2025, Dec 07 19:00
Extract Name-Value Pairs from Semi-Structured Text with a Robust Python Regex
Learn how to parse semi-structured text in Python with a regex that reliably captures name-value pairs over 3+ dot leaders, ignores trailing noise, and outputs tidy data.
Parsing semi-structured text is fun until the delimiters stop behaving. A common case: names and values are paired, separated by a variable number of periods, with multiple pairs on a line and arbitrary junk tacked on at the end. The goal is to consistently extract clean (name, value) pairs without overfitting to a single line layout.
Problem setup
Consider the input where each name is followed by 3 or more dots, then a numeric value. Lines can contain multiple pairs, some lines have no useful data at all, and any unwanted text appears only after the last value on a line.

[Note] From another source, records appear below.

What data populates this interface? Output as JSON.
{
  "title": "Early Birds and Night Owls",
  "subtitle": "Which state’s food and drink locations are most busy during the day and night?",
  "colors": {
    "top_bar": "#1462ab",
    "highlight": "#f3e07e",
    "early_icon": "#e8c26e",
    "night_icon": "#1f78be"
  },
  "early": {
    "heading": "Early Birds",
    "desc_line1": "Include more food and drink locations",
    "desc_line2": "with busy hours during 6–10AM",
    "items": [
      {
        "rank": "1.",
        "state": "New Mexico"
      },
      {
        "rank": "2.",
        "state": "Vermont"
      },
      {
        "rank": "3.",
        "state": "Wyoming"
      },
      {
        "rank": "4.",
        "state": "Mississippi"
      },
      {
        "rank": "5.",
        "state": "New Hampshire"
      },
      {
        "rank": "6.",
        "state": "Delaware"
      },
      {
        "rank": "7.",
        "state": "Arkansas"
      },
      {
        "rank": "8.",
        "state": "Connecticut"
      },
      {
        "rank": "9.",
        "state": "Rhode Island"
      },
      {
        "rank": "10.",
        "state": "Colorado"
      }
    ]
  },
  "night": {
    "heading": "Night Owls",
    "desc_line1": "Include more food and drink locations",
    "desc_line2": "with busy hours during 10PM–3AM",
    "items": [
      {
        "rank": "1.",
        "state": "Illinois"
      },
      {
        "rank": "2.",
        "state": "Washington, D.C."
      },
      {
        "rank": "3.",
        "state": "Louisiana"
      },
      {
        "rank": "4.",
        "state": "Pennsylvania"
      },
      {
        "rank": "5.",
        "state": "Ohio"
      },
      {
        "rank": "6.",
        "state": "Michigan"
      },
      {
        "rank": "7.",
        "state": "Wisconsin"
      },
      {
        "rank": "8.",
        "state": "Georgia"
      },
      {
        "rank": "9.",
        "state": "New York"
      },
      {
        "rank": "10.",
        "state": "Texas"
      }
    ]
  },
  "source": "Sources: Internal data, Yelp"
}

raw_blob = 'apples, red .... 0.15 apples, green ... 0.99\nbananas (bunch).......... 0.111\nfruit salad, small........1.35 [unwanted stuff #1.11 here]\nunwanted line here\nfruit salad, large .... 1.77 strawberry ........ 0.66 unwanted 00-11info here'Splitting on newlines and on runs of 3+ periods looks tempting, but it breaks the association between a name and its value.
import re
raw_blob = 'apples, red .... 0.15 apples, green ... 0.99\nbananas (bunch).......... 0.111\nfruit salad, small........1.35 [unwanted stuff #1.11 here]\nunwanted line here\nfruit salad, large .... 1.77 strawberry ........ 0.66 unwanted 00-11info here'
pieces = re.split(r"\.{3,}|\n", raw_blob)

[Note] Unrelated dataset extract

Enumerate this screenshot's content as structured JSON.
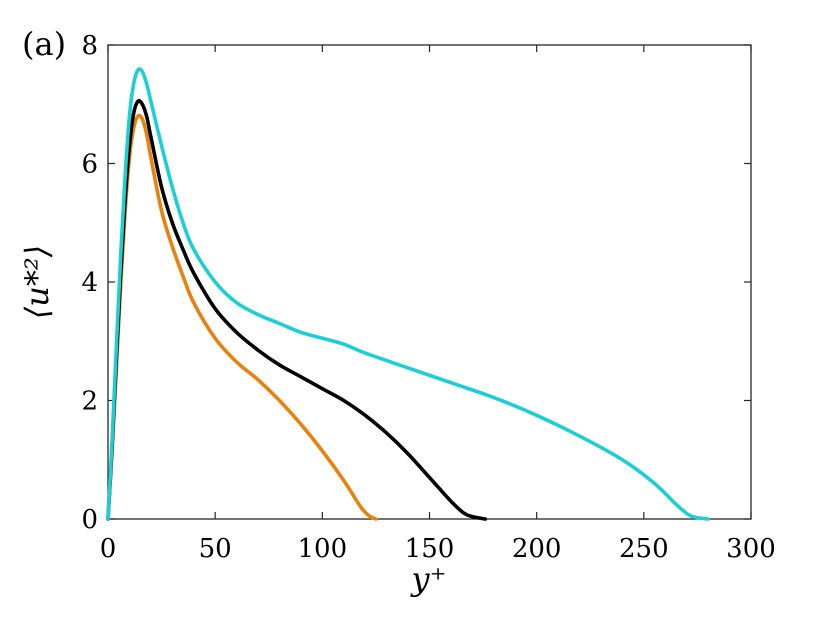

print(pieces)['apples, red ', ' 0.15 apples, green ', ' 0.99', 'bananas (bunch)', ' 0.111', 'fruit salad, small', '1.35 [unwanted stuff #1.11 here]', 'unwanted line here', 'fruit salad, large ', ' 1.77 strawberry ', ' 0.66 unwanted 00-11info here']The result is close, but not usable as-is: the split happens between the name and its value, and leftover garbage remains after some values.
What actually defines the structure
The useful pattern is stable even if the surrounding text isn’t. Each pair looks like a name that does not contain digits, dots, or newlines, followed by optional spaces, then 3 or more dots, more optional spaces, and then a number. Any trailing content after that number is irrelevant and should be ignored.
A regex that captures only what we need
Instead of splitting, match the pairs directly and capture both parts:
([^\d.\n]+)[^\S\n]*\.{3,}[^\S\n]*(\d+.\d+)The first group matches the name by excluding digits, dots, and newlines and consuming everything else until the delimiter zone. The middle section tolerates any amount of horizontal whitespace on either side of the dot run and requires at least three dots. The second group captures a number that appears after the dots. Since unwanted text always follows the value and sits at the end of the line, it never gets captured.
Solution in code
import re
raw_blob = 'apples, red .... 0.15 apples, green ... 0.99\nbananas (bunch).......... 0.111\nfruit salad, small........1.35 [unwanted stuff #1.11 here]\nunwanted line here\nfruit salad, large .... 1.77 strawberry ........ 0.66 unwanted 00-11info here'
rx = r"([^\d.\n]+)[^\S\n]*\.{3,}[^\S\n]*(\d+.\d+)"
pairs = re.findall(rx, raw_blob)
"\n".join(" | ".join(z.strip() for z in grp) for grp in pairs)Expected output formatting for downstream tools like R or Excel can look like this:
apples, red | 0.15
apples, green | 0.99
bananas (bunch) | 0.111
fruit salad, small | 1.35
fruit salad, large | 1.77
strawberry | 0.66Why this works
The approach avoids the primary pitfall of splitting on delimiters that occur between the two halves of a pair. By matching full pairs and capturing the two parts, you preserve the association between name and value, tolerate multiple pairs on the same line, and ignore anything after the last value on a line. Using findall returns exactly the pairs you care about, so the post-processing is minimal and predictable.
Practical notes
If you are considering alternate techniques like a lookahead assertion, you can certainly experiment. The presented pattern already leverages a clear structure in the data and demonstrates how findall can directly yield the clean dataset. It is also convenient to validate the approach on a small subsample of your text before running it across the full corpus.
Wrap-up
When delimiters vary and noise creeps in, prefer matching the structure you want rather than splitting and stitching pieces back together. Here, a compact regex that targets name, dots, and number reliably extracts pairs even in the presence of multiple entries per line and trailing junk. Keep the delimiter zone explicit, capture only what you need, and finish with a lightweight join to produce a tidy export-ready format.